Paragon Solutions : le logiciel espion prisé par les gouvernements
Le mastodonte israélien de la surveillance Paragon Solutions fait à nouveau parler de lui. La firme a confirmé que son puissant logiciel espion est utilisé non seulement par le gouvernement américain, mais aussi par d'autres pays alliés non spécifiés. Cette révélation soulève de nombreuses questions sur l'ampleur et l'éthique de la surveillance gouvernementale à l'ère numérique.

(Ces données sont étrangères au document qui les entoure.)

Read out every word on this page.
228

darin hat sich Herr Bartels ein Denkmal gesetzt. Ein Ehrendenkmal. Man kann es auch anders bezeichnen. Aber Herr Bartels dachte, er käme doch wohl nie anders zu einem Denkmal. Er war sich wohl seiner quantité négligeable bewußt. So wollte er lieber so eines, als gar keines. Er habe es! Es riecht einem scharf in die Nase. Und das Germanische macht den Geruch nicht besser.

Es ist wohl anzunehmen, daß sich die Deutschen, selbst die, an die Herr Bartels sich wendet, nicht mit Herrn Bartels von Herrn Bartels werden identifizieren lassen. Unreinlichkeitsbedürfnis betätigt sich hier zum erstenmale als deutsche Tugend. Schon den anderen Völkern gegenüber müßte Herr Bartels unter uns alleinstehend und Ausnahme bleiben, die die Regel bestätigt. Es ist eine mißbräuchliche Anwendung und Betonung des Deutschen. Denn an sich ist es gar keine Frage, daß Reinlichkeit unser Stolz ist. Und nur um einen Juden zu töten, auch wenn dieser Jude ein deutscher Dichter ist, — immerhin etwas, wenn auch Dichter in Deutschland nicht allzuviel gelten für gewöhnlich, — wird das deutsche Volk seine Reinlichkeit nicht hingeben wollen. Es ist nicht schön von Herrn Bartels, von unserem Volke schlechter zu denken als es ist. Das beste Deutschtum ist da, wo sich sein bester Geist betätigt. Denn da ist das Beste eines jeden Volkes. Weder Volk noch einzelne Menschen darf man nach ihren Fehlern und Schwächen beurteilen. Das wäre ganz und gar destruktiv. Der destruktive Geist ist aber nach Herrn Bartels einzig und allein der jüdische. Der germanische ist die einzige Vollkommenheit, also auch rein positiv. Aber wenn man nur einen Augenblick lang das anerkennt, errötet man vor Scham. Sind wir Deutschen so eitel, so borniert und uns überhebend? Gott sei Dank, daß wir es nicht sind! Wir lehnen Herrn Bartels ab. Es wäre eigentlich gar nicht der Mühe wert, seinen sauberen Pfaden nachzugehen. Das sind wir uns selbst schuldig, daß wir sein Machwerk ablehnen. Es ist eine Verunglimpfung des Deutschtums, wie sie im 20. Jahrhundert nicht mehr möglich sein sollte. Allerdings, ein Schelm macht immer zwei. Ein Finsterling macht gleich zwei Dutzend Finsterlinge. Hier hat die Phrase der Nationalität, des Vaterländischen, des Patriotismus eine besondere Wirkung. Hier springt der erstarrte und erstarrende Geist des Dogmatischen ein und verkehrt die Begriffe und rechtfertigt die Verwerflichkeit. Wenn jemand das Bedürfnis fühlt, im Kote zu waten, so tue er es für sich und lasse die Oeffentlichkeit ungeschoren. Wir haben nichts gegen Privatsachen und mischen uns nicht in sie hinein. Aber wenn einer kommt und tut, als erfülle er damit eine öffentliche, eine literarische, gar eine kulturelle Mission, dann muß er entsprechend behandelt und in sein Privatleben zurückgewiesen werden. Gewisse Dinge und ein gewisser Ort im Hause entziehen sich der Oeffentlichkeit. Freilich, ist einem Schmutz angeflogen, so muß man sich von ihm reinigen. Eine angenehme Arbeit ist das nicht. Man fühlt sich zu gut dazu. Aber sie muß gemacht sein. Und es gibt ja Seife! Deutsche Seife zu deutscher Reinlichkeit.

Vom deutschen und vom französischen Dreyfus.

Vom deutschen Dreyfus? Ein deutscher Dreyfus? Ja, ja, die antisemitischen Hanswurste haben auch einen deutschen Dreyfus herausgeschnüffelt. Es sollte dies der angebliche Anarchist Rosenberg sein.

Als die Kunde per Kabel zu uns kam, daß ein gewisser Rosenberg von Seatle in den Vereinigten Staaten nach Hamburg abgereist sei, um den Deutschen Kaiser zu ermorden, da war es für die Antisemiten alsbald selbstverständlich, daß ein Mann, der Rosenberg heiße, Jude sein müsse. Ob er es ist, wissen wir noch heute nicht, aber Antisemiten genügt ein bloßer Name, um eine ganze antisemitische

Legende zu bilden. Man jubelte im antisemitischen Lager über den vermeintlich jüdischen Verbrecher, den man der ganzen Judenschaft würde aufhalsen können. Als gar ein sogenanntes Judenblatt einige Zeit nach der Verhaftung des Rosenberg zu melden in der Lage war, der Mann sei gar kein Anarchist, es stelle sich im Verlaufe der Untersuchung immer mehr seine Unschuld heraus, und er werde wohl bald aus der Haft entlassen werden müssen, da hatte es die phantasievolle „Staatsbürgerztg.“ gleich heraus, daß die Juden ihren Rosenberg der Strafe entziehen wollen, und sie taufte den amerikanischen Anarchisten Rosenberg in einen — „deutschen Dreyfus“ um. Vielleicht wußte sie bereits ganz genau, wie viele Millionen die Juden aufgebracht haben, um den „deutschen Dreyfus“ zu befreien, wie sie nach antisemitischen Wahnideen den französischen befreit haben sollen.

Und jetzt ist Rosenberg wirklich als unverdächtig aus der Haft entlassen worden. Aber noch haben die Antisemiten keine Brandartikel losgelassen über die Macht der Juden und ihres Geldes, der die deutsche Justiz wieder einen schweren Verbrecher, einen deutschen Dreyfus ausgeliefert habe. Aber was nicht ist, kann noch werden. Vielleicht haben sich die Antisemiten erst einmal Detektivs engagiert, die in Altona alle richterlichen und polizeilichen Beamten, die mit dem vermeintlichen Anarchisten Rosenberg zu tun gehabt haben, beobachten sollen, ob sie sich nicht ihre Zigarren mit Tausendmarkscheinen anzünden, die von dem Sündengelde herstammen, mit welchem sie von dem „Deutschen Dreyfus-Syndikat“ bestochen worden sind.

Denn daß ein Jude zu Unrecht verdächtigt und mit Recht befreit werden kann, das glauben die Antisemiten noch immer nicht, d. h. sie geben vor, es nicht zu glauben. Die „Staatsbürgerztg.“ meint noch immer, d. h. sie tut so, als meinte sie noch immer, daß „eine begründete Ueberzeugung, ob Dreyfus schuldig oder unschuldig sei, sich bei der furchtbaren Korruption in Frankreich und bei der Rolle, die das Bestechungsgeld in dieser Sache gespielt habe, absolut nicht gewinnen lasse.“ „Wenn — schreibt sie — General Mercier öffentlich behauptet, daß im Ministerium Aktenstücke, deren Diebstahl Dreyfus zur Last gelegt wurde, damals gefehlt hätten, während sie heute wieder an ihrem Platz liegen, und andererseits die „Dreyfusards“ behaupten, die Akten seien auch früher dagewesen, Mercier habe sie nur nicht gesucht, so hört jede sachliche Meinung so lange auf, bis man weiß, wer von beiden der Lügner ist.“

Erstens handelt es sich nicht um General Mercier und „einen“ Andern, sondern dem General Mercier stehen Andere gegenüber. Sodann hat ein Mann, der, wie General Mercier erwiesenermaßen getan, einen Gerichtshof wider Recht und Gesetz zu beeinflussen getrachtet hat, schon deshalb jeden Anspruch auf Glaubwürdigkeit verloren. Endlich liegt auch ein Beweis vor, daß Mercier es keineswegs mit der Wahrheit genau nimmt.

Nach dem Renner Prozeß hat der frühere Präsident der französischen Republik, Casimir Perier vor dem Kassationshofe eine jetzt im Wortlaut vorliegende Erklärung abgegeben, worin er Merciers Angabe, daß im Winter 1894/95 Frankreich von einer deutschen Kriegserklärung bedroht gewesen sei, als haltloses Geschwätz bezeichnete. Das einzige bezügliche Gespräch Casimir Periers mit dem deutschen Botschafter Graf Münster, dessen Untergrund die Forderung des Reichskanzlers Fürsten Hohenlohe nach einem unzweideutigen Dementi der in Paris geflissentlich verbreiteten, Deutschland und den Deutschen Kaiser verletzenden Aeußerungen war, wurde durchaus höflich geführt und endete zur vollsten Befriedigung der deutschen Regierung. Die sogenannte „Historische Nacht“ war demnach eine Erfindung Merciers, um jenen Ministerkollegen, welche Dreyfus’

Paragon Solutions, un acteur majeur de la surveillance
Fondée en Israël, Paragon Solutions s'est imposée comme l'un des principaux fournisseurs mondiaux de technologies de surveillance. Son logiciel espion, vendu uniquement aux gouvernements, offre des capacités de surveillance très avancées. Il peut notamment pénétrer les smartphones pour accéder à une multitude de données sensibles : messages, photos, localisation, etc.
L'entreprise avait déjà fait les gros titres l'an dernier lorsque le média Wired avait révélé un contrat de 2 millions de dollars entre sa filiale américaine et l'agence fédérale ICE (Immigration and Customs Enforcement). Mais l'ampleur de sa clientèle gouvernementale restait jusqu'ici secrète.
Contrats avec les USA et d'"autres démocraties globales"
John Fleming, président exécutif de Paragon Solutions, a finalement levé le voile sur les clients de la firme. Dans une déclaration à TechCrunch, il a confirmé que Paragon "accorde des licences de sa technologie à un groupe restreint de démocraties mondiales - principalement les États-Unis et ses alliés".
Fleming souligne que les clients doivent s'engager à ne pas cibler illégalement des journalistes et d'autres membres de la société civile, sous peine de rupture de contrat. Mais il n'a pas précisé quels pays étaient considérés comme "alliés" ni donné plus de détails sur les garde-fous en place.
Des journalistes et activistes ciblés malgré tout ?
Ces déclarations interviennent quelques jours après des accusations troublantes de WhatsApp (propriété de Meta). Selon la messagerie chiffrée, le logiciel de Paragon aurait été utilisé pour cibler environ 90 journalistes et activistes dans le monde.
Parmi les cibles présumées figurent le journaliste italien Francesco Cancellato, directeur du site d'actualités Fanpage.it qui avait enquêté sur l'extrême droite italienne, et Husam El Gomati, un activiste libyen basé en Suède qui avait critiqué la coopération italo-libyenne contre l'immigration.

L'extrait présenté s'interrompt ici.